II. Revelação do sentido da História
(4,1-22,5):
O trono de Deus: 4,1-11;
Sete selos: 5,1-8,5;
Sete trombetas: 8,6-11,19;
Sete sinais: 12,1-15,4;
Sete taças: 15,5-16,21;
Queda da Babilônia: 17,1-19,4;
Triunfo de Cristo. Nova Jerusalém:
19,5-22,5.
Epílogo (22,6-21).
TEOLOGIA
O Apocalipse
exprime a fé da Igreja da “segunda geração cristã”, isto é, do tempo dos
discípulos dos Apóstolos.
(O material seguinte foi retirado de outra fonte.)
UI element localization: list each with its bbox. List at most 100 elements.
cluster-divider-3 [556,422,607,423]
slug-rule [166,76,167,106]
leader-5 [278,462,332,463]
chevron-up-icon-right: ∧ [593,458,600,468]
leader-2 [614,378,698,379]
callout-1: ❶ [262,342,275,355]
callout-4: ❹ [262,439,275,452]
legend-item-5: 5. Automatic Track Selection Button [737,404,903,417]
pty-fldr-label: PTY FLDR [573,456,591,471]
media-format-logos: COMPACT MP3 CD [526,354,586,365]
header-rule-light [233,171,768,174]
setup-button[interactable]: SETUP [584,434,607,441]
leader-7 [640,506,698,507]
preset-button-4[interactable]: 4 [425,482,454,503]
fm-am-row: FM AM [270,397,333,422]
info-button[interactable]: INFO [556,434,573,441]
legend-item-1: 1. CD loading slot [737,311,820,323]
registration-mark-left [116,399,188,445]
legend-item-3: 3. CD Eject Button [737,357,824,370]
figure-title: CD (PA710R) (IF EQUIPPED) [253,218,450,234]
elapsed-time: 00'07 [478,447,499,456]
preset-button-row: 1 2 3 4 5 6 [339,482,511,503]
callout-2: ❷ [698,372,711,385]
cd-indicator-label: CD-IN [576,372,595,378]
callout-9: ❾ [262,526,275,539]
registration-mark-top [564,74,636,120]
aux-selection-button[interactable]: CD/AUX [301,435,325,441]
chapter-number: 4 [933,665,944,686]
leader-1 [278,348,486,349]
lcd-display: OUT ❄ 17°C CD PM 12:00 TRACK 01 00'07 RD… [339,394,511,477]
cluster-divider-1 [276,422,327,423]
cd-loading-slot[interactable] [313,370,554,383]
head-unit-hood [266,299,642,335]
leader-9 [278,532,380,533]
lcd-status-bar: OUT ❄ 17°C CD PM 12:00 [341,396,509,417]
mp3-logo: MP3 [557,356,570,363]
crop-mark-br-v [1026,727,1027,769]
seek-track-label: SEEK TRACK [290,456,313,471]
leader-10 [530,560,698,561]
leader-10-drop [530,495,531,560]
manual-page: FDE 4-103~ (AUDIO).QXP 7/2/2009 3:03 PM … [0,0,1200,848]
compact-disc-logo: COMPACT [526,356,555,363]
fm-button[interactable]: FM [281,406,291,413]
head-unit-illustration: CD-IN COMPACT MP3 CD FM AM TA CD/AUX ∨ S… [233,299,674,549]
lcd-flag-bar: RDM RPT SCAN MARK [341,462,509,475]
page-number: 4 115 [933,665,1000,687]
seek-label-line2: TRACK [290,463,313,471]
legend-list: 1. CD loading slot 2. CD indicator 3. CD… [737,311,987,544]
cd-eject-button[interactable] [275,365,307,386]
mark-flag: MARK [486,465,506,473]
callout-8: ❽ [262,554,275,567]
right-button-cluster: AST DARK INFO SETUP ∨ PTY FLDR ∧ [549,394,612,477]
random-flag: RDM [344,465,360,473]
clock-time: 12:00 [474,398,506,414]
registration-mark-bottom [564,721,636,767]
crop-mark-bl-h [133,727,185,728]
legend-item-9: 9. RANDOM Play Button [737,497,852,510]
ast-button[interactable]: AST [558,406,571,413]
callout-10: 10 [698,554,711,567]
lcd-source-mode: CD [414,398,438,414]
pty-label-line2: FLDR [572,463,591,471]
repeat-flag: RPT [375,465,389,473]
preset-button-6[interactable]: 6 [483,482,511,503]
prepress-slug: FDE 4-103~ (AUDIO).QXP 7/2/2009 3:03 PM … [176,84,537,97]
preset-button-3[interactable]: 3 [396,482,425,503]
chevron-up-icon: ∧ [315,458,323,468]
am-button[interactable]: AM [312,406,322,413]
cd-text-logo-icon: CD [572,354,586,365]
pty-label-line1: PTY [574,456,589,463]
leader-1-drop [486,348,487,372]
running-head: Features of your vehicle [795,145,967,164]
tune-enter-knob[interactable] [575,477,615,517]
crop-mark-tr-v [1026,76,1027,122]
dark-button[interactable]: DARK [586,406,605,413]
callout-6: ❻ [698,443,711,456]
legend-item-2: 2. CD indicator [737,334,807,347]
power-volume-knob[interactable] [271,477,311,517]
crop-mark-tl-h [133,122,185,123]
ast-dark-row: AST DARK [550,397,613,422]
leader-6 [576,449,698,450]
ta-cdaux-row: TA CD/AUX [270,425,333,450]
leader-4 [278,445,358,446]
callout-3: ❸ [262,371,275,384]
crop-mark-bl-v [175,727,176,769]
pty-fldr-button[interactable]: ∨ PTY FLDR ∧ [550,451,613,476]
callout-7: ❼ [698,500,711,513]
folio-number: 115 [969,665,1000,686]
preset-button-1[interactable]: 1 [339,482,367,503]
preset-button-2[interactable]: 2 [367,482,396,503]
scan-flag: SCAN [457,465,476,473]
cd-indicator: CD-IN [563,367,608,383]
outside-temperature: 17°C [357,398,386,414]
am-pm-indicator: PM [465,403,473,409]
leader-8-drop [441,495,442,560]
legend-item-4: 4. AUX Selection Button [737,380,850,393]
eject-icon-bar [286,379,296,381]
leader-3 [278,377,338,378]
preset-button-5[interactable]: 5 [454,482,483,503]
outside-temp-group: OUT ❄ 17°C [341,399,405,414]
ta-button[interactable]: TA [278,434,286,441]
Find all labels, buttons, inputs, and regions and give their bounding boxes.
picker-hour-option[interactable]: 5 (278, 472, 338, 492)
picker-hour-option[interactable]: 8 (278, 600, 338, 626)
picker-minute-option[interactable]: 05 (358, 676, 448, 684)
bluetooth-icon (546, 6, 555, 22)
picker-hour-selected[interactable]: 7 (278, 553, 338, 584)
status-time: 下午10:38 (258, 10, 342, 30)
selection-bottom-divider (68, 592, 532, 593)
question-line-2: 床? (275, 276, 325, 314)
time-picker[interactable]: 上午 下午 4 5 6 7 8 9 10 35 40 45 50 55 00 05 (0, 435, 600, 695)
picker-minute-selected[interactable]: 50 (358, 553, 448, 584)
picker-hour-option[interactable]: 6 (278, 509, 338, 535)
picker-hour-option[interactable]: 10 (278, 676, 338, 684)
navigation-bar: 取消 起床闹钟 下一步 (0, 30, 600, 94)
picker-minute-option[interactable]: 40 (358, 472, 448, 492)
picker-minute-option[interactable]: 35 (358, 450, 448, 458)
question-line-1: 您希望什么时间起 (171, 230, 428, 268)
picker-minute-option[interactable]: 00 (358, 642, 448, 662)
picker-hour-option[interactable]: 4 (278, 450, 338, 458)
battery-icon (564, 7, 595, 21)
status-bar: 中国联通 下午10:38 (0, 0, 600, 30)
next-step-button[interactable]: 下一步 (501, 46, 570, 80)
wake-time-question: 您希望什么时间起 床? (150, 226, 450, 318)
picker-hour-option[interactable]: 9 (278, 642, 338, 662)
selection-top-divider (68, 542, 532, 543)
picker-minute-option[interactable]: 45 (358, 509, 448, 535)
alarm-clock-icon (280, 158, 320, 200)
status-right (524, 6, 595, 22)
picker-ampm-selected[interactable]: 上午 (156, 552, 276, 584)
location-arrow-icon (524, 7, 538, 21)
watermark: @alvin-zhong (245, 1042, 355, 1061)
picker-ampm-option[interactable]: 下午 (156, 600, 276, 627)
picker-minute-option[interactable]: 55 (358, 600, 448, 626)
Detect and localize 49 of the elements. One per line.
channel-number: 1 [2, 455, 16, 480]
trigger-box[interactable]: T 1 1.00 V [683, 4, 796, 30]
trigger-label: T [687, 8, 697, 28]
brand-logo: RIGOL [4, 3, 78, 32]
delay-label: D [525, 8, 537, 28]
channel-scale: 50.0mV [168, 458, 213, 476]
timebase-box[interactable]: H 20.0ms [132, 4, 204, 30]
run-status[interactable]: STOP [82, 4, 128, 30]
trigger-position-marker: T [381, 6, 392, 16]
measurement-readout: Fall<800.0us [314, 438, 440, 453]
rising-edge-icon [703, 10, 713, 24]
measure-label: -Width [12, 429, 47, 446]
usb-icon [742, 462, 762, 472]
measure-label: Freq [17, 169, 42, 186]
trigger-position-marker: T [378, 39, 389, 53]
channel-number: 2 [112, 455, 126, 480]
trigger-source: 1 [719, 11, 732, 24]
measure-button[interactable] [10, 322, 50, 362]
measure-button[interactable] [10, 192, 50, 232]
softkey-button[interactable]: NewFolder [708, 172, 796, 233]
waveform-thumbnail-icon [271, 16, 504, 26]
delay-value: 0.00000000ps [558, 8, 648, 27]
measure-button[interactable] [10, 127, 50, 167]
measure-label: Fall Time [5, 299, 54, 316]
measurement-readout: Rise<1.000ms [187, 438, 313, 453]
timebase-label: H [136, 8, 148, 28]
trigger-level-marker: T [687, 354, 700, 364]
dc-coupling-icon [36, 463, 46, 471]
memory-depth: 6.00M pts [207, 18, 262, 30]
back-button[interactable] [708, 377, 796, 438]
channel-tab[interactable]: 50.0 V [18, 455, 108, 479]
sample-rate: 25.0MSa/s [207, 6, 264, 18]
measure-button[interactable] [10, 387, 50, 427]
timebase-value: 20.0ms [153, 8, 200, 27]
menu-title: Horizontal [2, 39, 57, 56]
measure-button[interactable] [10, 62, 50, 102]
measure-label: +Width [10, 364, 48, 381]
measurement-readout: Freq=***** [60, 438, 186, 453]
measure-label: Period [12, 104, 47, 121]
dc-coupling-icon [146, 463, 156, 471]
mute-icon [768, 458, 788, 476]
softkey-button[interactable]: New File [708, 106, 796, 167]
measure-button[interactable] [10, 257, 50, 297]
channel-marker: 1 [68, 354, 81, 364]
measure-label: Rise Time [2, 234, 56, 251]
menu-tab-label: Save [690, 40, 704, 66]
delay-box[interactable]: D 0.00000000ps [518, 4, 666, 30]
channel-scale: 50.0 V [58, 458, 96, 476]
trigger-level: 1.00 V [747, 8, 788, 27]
A doutrina do Corpo Místico (Jo 15,1-8; 1 Cor
12,12-27) recebe aqui nova dimensão: Cristo está no meio dos sete candelabros
(1,13) e tem na mão direita as sete estrelas (1,16), símbolos das sete igrejas,
que personificam a Igreja universal; Ele é apresentado no mesmo plano que Javé
e com os mesmos atributos: é «o Senhor dos senhores e Rei dos reis» (17,14;
19,16), aquele que tem um «nome que ninguém conhece» (2,17; ver 1,8.18; 2,27; 3,12;
14,1; 15,4; 19,16).
Deus é o
único Senhor da História, apesar das forças conjugadas de todos os senhores
deste mundo; por isso, acontecimentos do AT, como o Êxodo, as pragas do Egipto,
teofanias, destruições... servem de pano de fundo das novas intervenções de
Deus na História do presente. No meio desta História, a Igreja aparece como
espaço litúrgico onde o Cordeiro tem presença permanente, fazendo da comunidade
“o céu” na terra. Isso não impede que as forças do Mal estejam em luta
constante com ela (e com o Cordeiro: 2,3.9.10.13; 3,10; 6,9-11; 7,14).
Por isso, o
Apocalipse não pretende predizer nem “revelar” pormenores sobre o futuro da
Igreja e da Humanidade, mas conferir a certeza absoluta na bondade de Deus, que
se manifestou em Cristo. Também não “fecha” a Bíblia; mas abre diante do leitor
crente um caminho de esperança sem fim: «Eu renovo todas as coisas.» (21,5) «Eu
venho em breve (...). Vem, Senhor Jesus!» (22,7.20).